Das Konklave 1903 tagte vom 31. Juli bis zum 4. August 1903, nachdem Papst Leo XIII. am 20. Juli 1903 nach über 25 Jahren im Amt gestorben war. Gewählt wurde der Erzbischof und Patriarch von Venedig Giuseppe Melchiorre Sarto, der den Namen Pius X. annahm.
Verlauf
Das Konklave fand in der Sixtinischen Kapelle im Vatikan statt, wobei sieben Wahlgänge erforderlich waren. Als papabili wurden im Vorfeld die Kardinäle Girolamo Maria Gotti, Angelo Di Pietro, Giuseppe Melchiorre Sarto und Serafino Vannutelli eingeschätzt. Favorit jedoch war der Kardinalstaatssekretär Leos XIII. Mariano Rampolla del Tindaro.

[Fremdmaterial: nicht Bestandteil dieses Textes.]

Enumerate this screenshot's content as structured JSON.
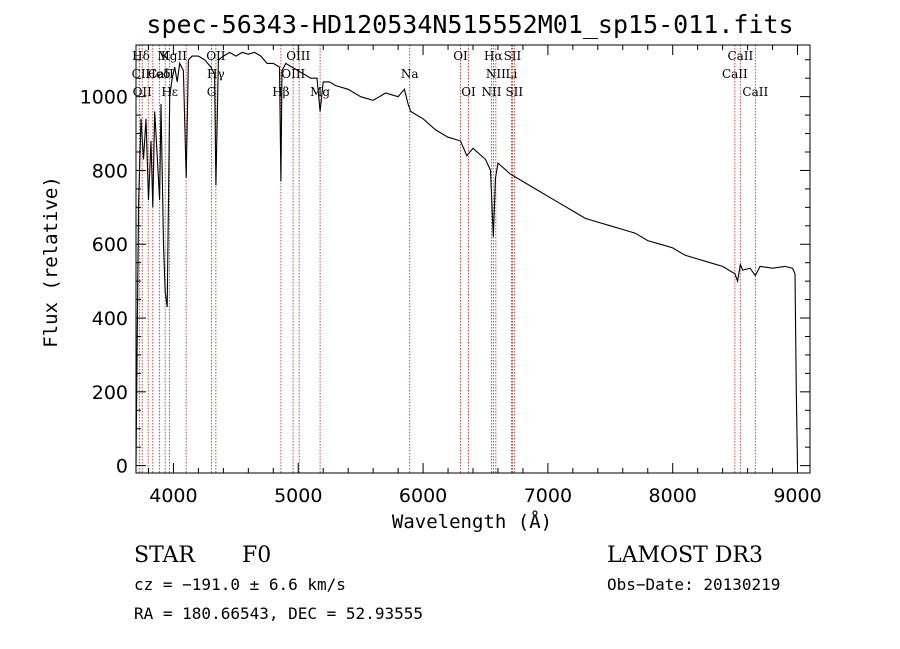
{
  "chart_data": {
    "type": "line",
    "title": "spec-56343-HD120534N515552M01_sp15-011.fits",
    "xlabel": "Wavelength (Å)",
    "ylabel": "Flux (relative)",
    "xlim": [
      3700,
      9100
    ],
    "ylim": [
      -20,
      1140
    ],
    "xticks": [
      4000,
      5000,
      6000,
      7000,
      8000,
      9000
    ],
    "yticks": [
      0,
      200,
      400,
      600,
      800,
      1000
    ],
    "series": [
      {
        "name": "spectrum",
        "x": [
          3700,
          3720,
          3740,
          3760,
          3780,
          3800,
          3820,
          3835,
          3850,
          3870,
          3889,
          3900,
          3920,
          3934,
          3950,
          3970,
          3990,
          4010,
          4030,
          4050,
          4080,
          4102,
          4120,
          4150,
          4200,
          4250,
          4300,
          4330,
          4340,
          4360,
          4400,
          4450,
          4500,
          4550,
          4600,
          4650,
          4700,
          4750,
          4800,
          4850,
          4861,
          4870,
          4900,
          4950,
          5000,
          5050,
          5100,
          5150,
          5175,
          5200,
          5250,
          5300,
          5400,
          5500,
          5600,
          5700,
          5800,
          5850,
          5880,
          5900,
          5950,
          6000,
          6100,
          6200,
          6300,
          6350,
          6400,
          6500,
          6540,
          6563,
          6580,
          6600,
          6700,
          6800,
          6900,
          7000,
          7100,
          7200,
          7300,
          7400,
          7500,
          7600,
          7700,
          7800,
          7900,
          8000,
          8100,
          8200,
          8300,
          8400,
          8498,
          8520,
          8542,
          8560,
          8620,
          8662,
          8700,
          8800,
          8900,
          8960,
          8980,
          8990,
          8995,
          9000
        ],
        "y": [
          0,
          700,
          940,
          830,
          940,
          720,
          880,
          700,
          960,
          840,
          720,
          980,
          600,
          470,
          430,
          1000,
          1050,
          1080,
          1040,
          1090,
          1070,
          780,
          1100,
          1110,
          1110,
          1100,
          1080,
          1060,
          760,
          1100,
          1110,
          1120,
          1110,
          1120,
          1115,
          1120,
          1110,
          1090,
          1090,
          1080,
          770,
          1070,
          1090,
          1080,
          1070,
          1060,
          1050,
          1050,
          960,
          1040,
          1040,
          1030,
          1020,
          1000,
          990,
          1010,
          1000,
          1020,
          980,
          960,
          950,
          940,
          910,
          890,
          880,
          840,
          860,
          830,
          800,
          620,
          780,
          820,
          790,
          770,
          750,
          730,
          710,
          690,
          670,
          660,
          650,
          640,
          630,
          610,
          600,
          590,
          570,
          560,
          550,
          540,
          520,
          500,
          545,
          530,
          535,
          515,
          540,
          535,
          540,
          535,
          520,
          200,
          100,
          0
        ]
      }
    ],
    "lines": [
      {
        "label": "Hδ",
        "wl": 3740,
        "row": 0
      },
      {
        "label": "CII",
        "wl": 3740,
        "row": 1
      },
      {
        "label": "OII",
        "wl": 3750,
        "row": 2
      },
      {
        "label": "K",
        "wl": 3934,
        "row": 0
      },
      {
        "label": "MgII",
        "wl": 3990,
        "row": 0
      },
      {
        "label": "Heδ",
        "wl": 3875,
        "row": 1
      },
      {
        "label": "Hε",
        "wl": 3970,
        "row": 2
      },
      {
        "label": "CaII",
        "wl": 3900,
        "row": 1
      },
      {
        "label": "OII",
        "wl": 4340,
        "row": 0
      },
      {
        "label": "G",
        "wl": 4305,
        "row": 2
      },
      {
        "label": "Hγ",
        "wl": 4340,
        "row": 1
      },
      {
        "label": "OIII",
        "wl": 5000,
        "row": 0
      },
      {
        "label": "OIII",
        "wl": 4960,
        "row": 1
      },
      {
        "label": "Hβ",
        "wl": 4861,
        "row": 2
      },
      {
        "label": "Mg",
        "wl": 5175,
        "row": 2
      },
      {
        "label": "Na",
        "wl": 5893,
        "row": 1
      },
      {
        "label": "OI",
        "wl": 6300,
        "row": 0
      },
      {
        "label": "OI",
        "wl": 6364,
        "row": 2
      },
      {
        "label": "Hα",
        "wl": 6563,
        "row": 0
      },
      {
        "label": "NII",
        "wl": 6583,
        "row": 1
      },
      {
        "label": "NII",
        "wl": 6548,
        "row": 2
      },
      {
        "label": "SII",
        "wl": 6716,
        "row": 0
      },
      {
        "label": "Li",
        "wl": 6708,
        "row": 1
      },
      {
        "label": "SII",
        "wl": 6731,
        "row": 2
      },
      {
        "label": "CaII",
        "wl": 8542,
        "row": 0
      },
      {
        "label": "CaII",
        "wl": 8498,
        "row": 1
      },
      {
        "label": "CaII",
        "wl": 8662,
        "row": 2
      }
    ],
    "line_wavelengths": [
      3727,
      3750,
      3798,
      3835,
      3889,
      3934,
      3969,
      4102,
      4305,
      4340,
      4861,
      4959,
      5007,
      5175,
      5893,
      6300,
      6364,
      6548,
      6563,
      6583,
      6708,
      6716,
      6731,
      8498,
      8542,
      8662
    ]
  },
  "info": {
    "class_label": "STAR",
    "subclass": "F0",
    "survey": "LAMOST DR3",
    "cz": "cz = −191.0 ± 6.6 km/s",
    "obs_date": "Obs−Date: 20130219",
    "coords": "RA = 180.66543, DEC =  52.93555"
  },
  "colors": {
    "axis": "#000000",
    "spectrum": "#000000",
    "line_marker": "#c0392b"
  }
}
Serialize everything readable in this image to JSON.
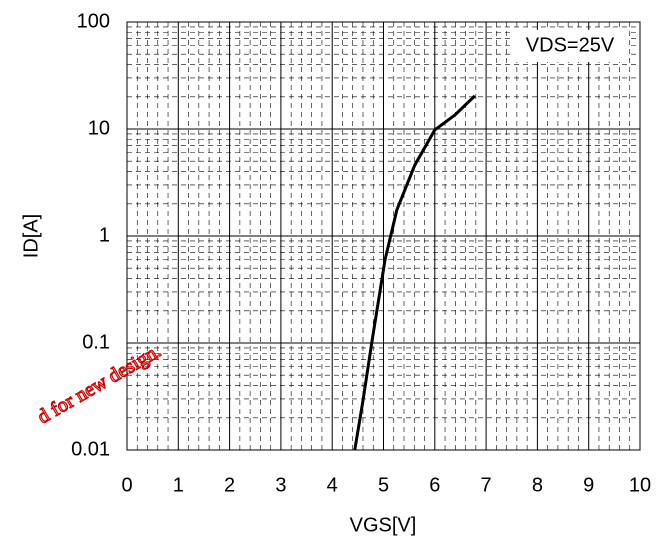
{
  "chart_data": {
    "type": "line",
    "xlabel": "VGS[V]",
    "ylabel": "ID[A]",
    "annotation": "VDS=25V",
    "watermark": "d for new design.",
    "x": [
      4.44,
      4.6,
      4.78,
      5.03,
      5.26,
      5.61,
      6.0,
      6.39,
      6.78
    ],
    "series": [
      {
        "color": "#000000",
        "values": [
          0.01,
          0.029,
          0.107,
          0.6,
          1.75,
          4.6,
          9.8,
          13.5,
          20.4
        ]
      }
    ],
    "xlim": [
      0,
      10
    ],
    "xticks": [
      0,
      1,
      2,
      3,
      4,
      5,
      6,
      7,
      8,
      9,
      10
    ],
    "ylim": [
      0.01,
      100
    ],
    "yticks": [
      0.01,
      0.1,
      1,
      10,
      100
    ],
    "yscale": "log",
    "grid": true,
    "minor_grid": true
  }
}
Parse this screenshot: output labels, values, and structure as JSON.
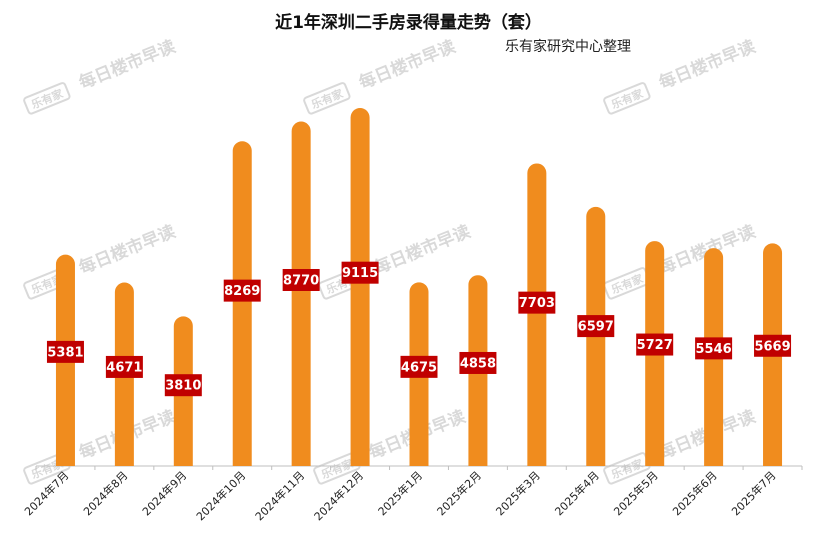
{
  "chart_data": {
    "type": "bar",
    "title": "近1年深圳二手房录得量走势（套）",
    "subtitle": "乐有家研究中心整理",
    "categories": [
      "2024年7月",
      "2024年8月",
      "2024年9月",
      "2024年10月",
      "2024年11月",
      "2024年12月",
      "2025年1月",
      "2025年2月",
      "2025年3月",
      "2025年4月",
      "2025年5月",
      "2025年6月",
      "2025年7月"
    ],
    "values": [
      5381,
      4671,
      3810,
      8269,
      8770,
      9115,
      4675,
      4858,
      7703,
      6597,
      5727,
      5546,
      5669
    ],
    "xlabel": "",
    "ylabel": "",
    "ylim": [
      0,
      9115
    ],
    "grid": false,
    "legend": "none",
    "colors": {
      "bar": "#f08c1e",
      "label_bg": "#c00000",
      "label_text": "#ffffff",
      "axis": "#bfbfbf"
    }
  },
  "watermark": {
    "text": "每日楼市早读",
    "logo": "乐有家"
  }
}
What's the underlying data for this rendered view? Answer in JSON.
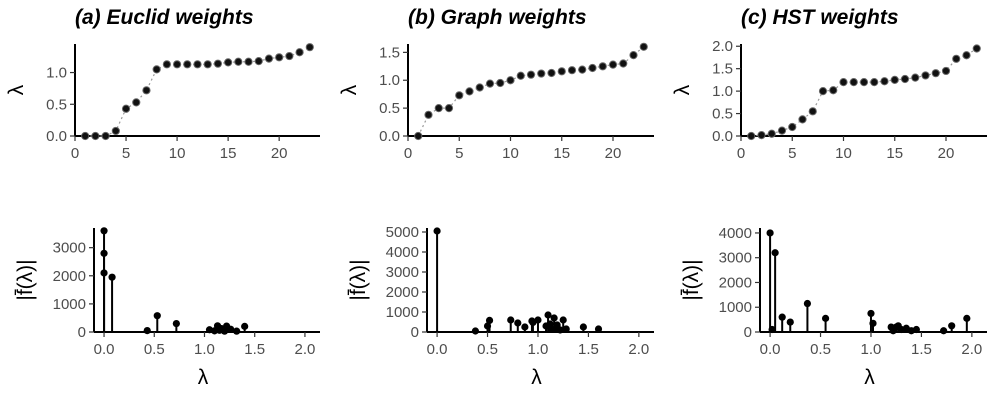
{
  "titles": [
    "(a) Euclid weights",
    "(b) Graph weights",
    "(c) HST weights"
  ],
  "chart_data": [
    {
      "type": "scatter",
      "title": "(a) Euclid weights",
      "xlabel": "",
      "ylabel": "λ",
      "xlim": [
        0,
        24
      ],
      "ylim": [
        0,
        1.45
      ],
      "xticks": [
        0,
        5,
        10,
        15,
        20
      ],
      "yticks": [
        0.0,
        0.5,
        1.0
      ],
      "ytick_labels": [
        "0.0",
        "0.5",
        "1.0"
      ],
      "connect_points": true,
      "x": [
        1,
        2,
        3,
        4,
        5,
        6,
        7,
        8,
        9,
        10,
        11,
        12,
        13,
        14,
        15,
        16,
        17,
        18,
        19,
        20,
        21,
        22,
        23
      ],
      "y": [
        0.0,
        0.0,
        0.0,
        0.08,
        0.43,
        0.53,
        0.72,
        1.05,
        1.13,
        1.13,
        1.13,
        1.13,
        1.13,
        1.14,
        1.16,
        1.17,
        1.17,
        1.18,
        1.22,
        1.24,
        1.26,
        1.32,
        1.4
      ]
    },
    {
      "type": "scatter",
      "title": "(b) Graph weights",
      "xlabel": "",
      "ylabel": "λ",
      "xlim": [
        0,
        24
      ],
      "ylim": [
        0,
        1.65
      ],
      "xticks": [
        0,
        5,
        10,
        15,
        20
      ],
      "yticks": [
        0.0,
        0.5,
        1.0,
        1.5
      ],
      "ytick_labels": [
        "0.0",
        "0.5",
        "1.0",
        "1.5"
      ],
      "connect_points": true,
      "x": [
        1,
        2,
        3,
        4,
        5,
        6,
        7,
        8,
        9,
        10,
        11,
        12,
        13,
        14,
        15,
        16,
        17,
        18,
        19,
        20,
        21,
        22,
        23
      ],
      "y": [
        0.0,
        0.38,
        0.5,
        0.5,
        0.73,
        0.8,
        0.87,
        0.94,
        0.95,
        1.0,
        1.08,
        1.1,
        1.12,
        1.13,
        1.16,
        1.18,
        1.19,
        1.22,
        1.25,
        1.28,
        1.3,
        1.45,
        1.6
      ]
    },
    {
      "type": "scatter",
      "title": "(c) HST weights",
      "xlabel": "",
      "ylabel": "λ",
      "xlim": [
        0,
        24
      ],
      "ylim": [
        0,
        2.05
      ],
      "xticks": [
        0,
        5,
        10,
        15,
        20
      ],
      "yticks": [
        0.0,
        0.5,
        1.0,
        1.5,
        2.0
      ],
      "ytick_labels": [
        "0.0",
        "0.5",
        "1.0",
        "1.5",
        "2.0"
      ],
      "connect_points": true,
      "x": [
        1,
        2,
        3,
        4,
        5,
        6,
        7,
        8,
        9,
        10,
        11,
        12,
        13,
        14,
        15,
        16,
        17,
        18,
        19,
        20,
        21,
        22,
        23
      ],
      "y": [
        0.0,
        0.02,
        0.05,
        0.12,
        0.2,
        0.37,
        0.55,
        1.0,
        1.02,
        1.2,
        1.2,
        1.2,
        1.2,
        1.22,
        1.25,
        1.27,
        1.3,
        1.35,
        1.4,
        1.45,
        1.72,
        1.8,
        1.95
      ]
    },
    {
      "type": "lollipop",
      "xlabel": "λ",
      "ylabel": "|f̄(λ)|",
      "xlim": [
        -0.1,
        2.15
      ],
      "ylim": [
        0,
        3700
      ],
      "xticks": [
        0.0,
        0.5,
        1.0,
        1.5,
        2.0
      ],
      "yticks": [
        0,
        1000,
        2000,
        3000
      ],
      "xtick_labels": [
        "0.0",
        "0.5",
        "1.0",
        "1.5",
        "2.0"
      ],
      "x": [
        0.0,
        0.0,
        0.0,
        0.08,
        0.43,
        0.53,
        0.72,
        1.05,
        1.1,
        1.13,
        1.15,
        1.17,
        1.2,
        1.22,
        1.26,
        1.32,
        1.4
      ],
      "y": [
        3600,
        2800,
        2100,
        1950,
        50,
        580,
        300,
        80,
        40,
        220,
        60,
        120,
        30,
        210,
        100,
        30,
        200
      ]
    },
    {
      "type": "lollipop",
      "xlabel": "λ",
      "ylabel": "|f̄(λ)|",
      "xlim": [
        -0.1,
        2.15
      ],
      "ylim": [
        0,
        5200
      ],
      "xticks": [
        0.0,
        0.5,
        1.0,
        1.5,
        2.0
      ],
      "yticks": [
        0,
        1000,
        2000,
        3000,
        4000,
        5000
      ],
      "xtick_labels": [
        "0.0",
        "0.5",
        "1.0",
        "1.5",
        "2.0"
      ],
      "x": [
        0.0,
        0.38,
        0.5,
        0.52,
        0.73,
        0.8,
        0.87,
        0.94,
        0.95,
        1.0,
        1.08,
        1.1,
        1.12,
        1.13,
        1.16,
        1.18,
        1.19,
        1.22,
        1.25,
        1.28,
        1.45,
        1.6
      ],
      "y": [
        5050,
        50,
        300,
        580,
        600,
        450,
        250,
        550,
        480,
        600,
        300,
        850,
        400,
        150,
        700,
        200,
        350,
        100,
        600,
        150,
        250,
        150
      ]
    },
    {
      "type": "lollipop",
      "xlabel": "λ",
      "ylabel": "|f̄(λ)|",
      "xlim": [
        -0.1,
        2.15
      ],
      "ylim": [
        0,
        4200
      ],
      "xticks": [
        0.0,
        0.5,
        1.0,
        1.5,
        2.0
      ],
      "yticks": [
        0,
        1000,
        2000,
        3000,
        4000
      ],
      "xtick_labels": [
        "0.0",
        "0.5",
        "1.0",
        "1.5",
        "2.0"
      ],
      "x": [
        0.0,
        0.02,
        0.05,
        0.12,
        0.2,
        0.37,
        0.55,
        1.0,
        1.02,
        1.2,
        1.22,
        1.25,
        1.27,
        1.3,
        1.35,
        1.4,
        1.45,
        1.72,
        1.8,
        1.95
      ],
      "y": [
        4000,
        100,
        3200,
        600,
        400,
        1150,
        550,
        750,
        350,
        200,
        50,
        200,
        250,
        100,
        150,
        50,
        100,
        50,
        250,
        550
      ]
    }
  ]
}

In den beiden ersten Wahlgängen am 1. August lag Rampolla mit 29 Stimmen vor Gotti (16 Stimmen) und Sarto (10 Stimmen) erwartungsgemäß in Führung. Auffällig war vor allem das Scheitern der Kandidatur Vannutellis, der im zweiten Wahlgang nur eine Stimme, möglicherweise diejenige seines Bruders erhielt.[1] Nunmehr erklärte jedoch Jan Kardinal Puzyna de Kosielsko im Auftrag von Kaiser Franz Joseph I., dass der Monarch das Recht der Exklusive beanspruche und gegen die Wahl Rampollas sein Veto einlege. Rampolla wies den Angriff auf die Freiheit der Kirche deutlich und mit Würde zurück.[2] Am nächsten Tag konnte Rampolla seine Stimmenzahl noch einmal auf 30 erhöhen, fiel dann aber hinter Sarto zurück, der auch einige der Stimmen Gottis übernehmen konnte.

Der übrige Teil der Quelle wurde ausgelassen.